Participants from Ghana, South Africa, Nigeria, Zambia, Burkina Faso, Sierra Leonne, Senegal, Ireland and the United States of America took part in the three-day programme.
Commodore Mamphey indicated that brain drain had become a major challenge affecting various sectors of the African economy, thus the GCAA had recognised and refocused its attention on the contributions of women to its development.
He explained that women's desire to pursue careers at home as against several men who had developed a preference for further career advancement in elite economies such as the USA, Middle East and Asia had seen the GCAA in particular putting up frameworks meant to develop a well-experienced and co-ordinated women workforce.
He expressed optimism that the conference would afford young people better opportunities to diverse careers in the sector.
The vice-president of the WAFRIC, Ms Chloe Grant, explained that the organisation had put in place a rural community project that incorporated education and mentorship for young women particularly in rural impoverished areas in Kenya.

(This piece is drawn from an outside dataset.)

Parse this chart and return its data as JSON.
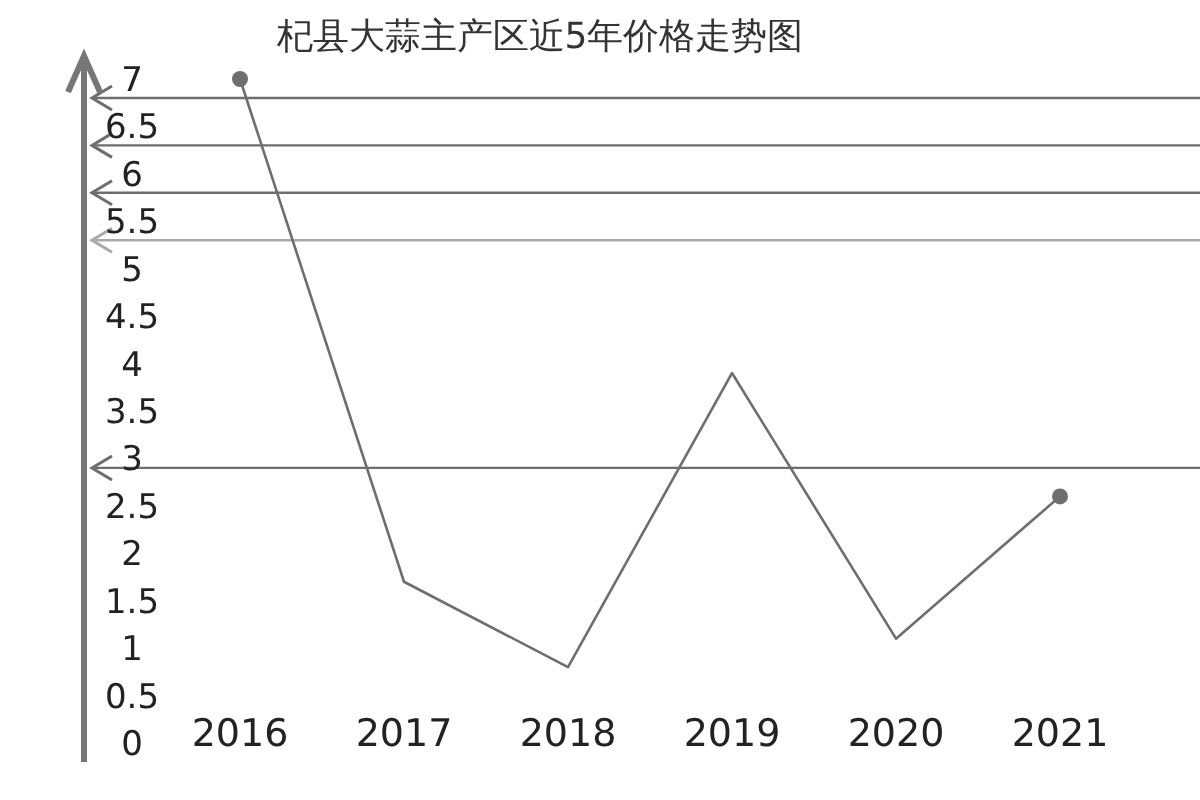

The programme, she said, was being extended to other areas of the continent, as studies showed that only six per cent of women were pursuing careers in the aviation industry compared to other sectors of the African economy.
"The organisation of conferences such as this is to afford WAFRIC the platform to identify communities and young people, who although might be interested in pursuing careers in the sector are miles apart as a result of inadequate finance and lack of information, Ms Grant stated.
She further indicated that the forum, which was also to ensure the group's recognition across the continent, would further enhance gains made by women in various aviation settings across board.
A transport and infrastructure expert with the New Partnership for Africa's Development (NEPAD), an economic development programme of the African Union (AU), Dr John Tambi, who delivered a paper on the role of women aviators, expressed regret that Africa's inability to fully adapt aviation was as a result of people viewing it as the most alien of all technologies exported to Africa.
The aviation concept, he said, was misunderstood as being reserved for the white man exclusively, while airlines inherited were under governmental control, resulting from wrong strategy.
That, he said, led to an isolatory development of the sector, which was only a sub-sector of the transport sector thus giving a major advantage to France to overtake the industry and raking in millions of revenue which were repatriated for their economic development.
Regrettably, he said, the entire African continent currently could only boast three major airlines, and therefore, called on African airports to come together and pursue a regional concept that would ensure a resurrection of the African aviation vision.
WAFRIC, a Kenya-based non¬profit organisation, was established in 2008 by a Kenyan student pilot, Ms Kaju Laiboni, with the aim of increasing opportunities for career advancement and mentorship for African women and youth pursuing careers in the aviation sector.
The organisation has over the last three years provided scholarship for young people from impoverished backgrounds to pursue careers in related fields.